A confronto coi latinos, crolla, insomma, la proverbiale "hygge" dei danesi: quel sentimento di convivialità e di soddisfazione sociale che ha fatto per anni piazzare la Danimarca al primo posto nelle classifiche sulla qualità della vita. Ed è una sorpresa anche la seconda posizione dei filippini, con un punteggio di 86,4. Al terzo posto si piazzano gli argentini e i sudafricani (entrambi con 80 punti). L'Italia risulta a metà della classifica (76), chiusa da Bulgaria (73,9) e Francia (72,3): la nazione più infelice in assoluto. Fonti di felicità? Per tutti, i legami profondi con la famiglia e una gratificante relazione con un partner. A seguire i soldi, che, fuori scena in altre indagini, tornano qui disinvoltamente a esercitare il loro fascino. 

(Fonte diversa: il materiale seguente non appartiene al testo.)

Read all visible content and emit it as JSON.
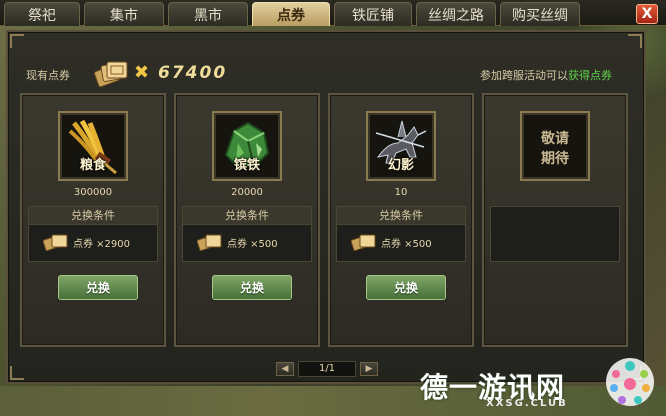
{
  "tabs": [
    {
      "label": "祭祀",
      "active": false
    },
    {
      "label": "集市",
      "active": false
    },
    {
      "label": "黑市",
      "active": false
    },
    {
      "label": "点券",
      "active": true
    },
    {
      "label": "铁匠铺",
      "active": false
    },
    {
      "label": "丝绸之路",
      "active": false
    },
    {
      "label": "购买丝绸",
      "active": false
    }
  ],
  "close_label": "X",
  "header": {
    "current_label": "现有点券",
    "times_symbol": "✖",
    "balance": "67400",
    "cross_server_text": "参加跨服活动可以",
    "cross_server_link": "获得点券"
  },
  "cards": [
    {
      "name": "粮食",
      "quantity": "300000",
      "condition_title": "兑换条件",
      "cost": "点券 ×2900",
      "button": "兑换",
      "icon": "grain-icon"
    },
    {
      "name": "镔铁",
      "quantity": "20000",
      "condition_title": "兑换条件",
      "cost": "点券 ×500",
      "button": "兑换",
      "icon": "iron-ore-icon"
    },
    {
      "name": "幻影",
      "quantity": "10",
      "condition_title": "兑换条件",
      "cost": "点券 ×500",
      "button": "兑换",
      "icon": "phantom-horse-icon"
    },
    {
      "name": "敬请期待",
      "placeholder_line1": "敬请",
      "placeholder_line2": "期待"
    }
  ],
  "pager": {
    "text": "1/1",
    "prev": "◀",
    "next": "▶"
  },
  "watermark": {
    "title": "德一游讯网",
    "url": "XXSG.CLUB"
  },
  "colors": {
    "accent_gold": "#f0dc9a",
    "link_green": "#5fd04a",
    "button_green": "#5f8a4d",
    "active_tab": "#d9c08a"
  }
}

E se il Paese nel quale sembrano contare di più è la Russia, anche gli italiani si fanno notare: per uno su tre degli intervistati, vincere alla lotteria sarebbe in assoluto la più grande fonte di felicità. Ma c'è anche la possibilità di viaggiare, tra le situazioni che danno felicità. E di fare del bene agli altri: il volontariato è visto come occasione di gioia e di benessere dal 17 per cento degli italiani. "Ciò che di gran lunga rende felici le persone è stare insieme agli altri", spiega Richard Stevens, psicologo sociale e tra i guru internazionali del pensiero sulla felicità: "Il denaro è importante, ma non rende le persone felici.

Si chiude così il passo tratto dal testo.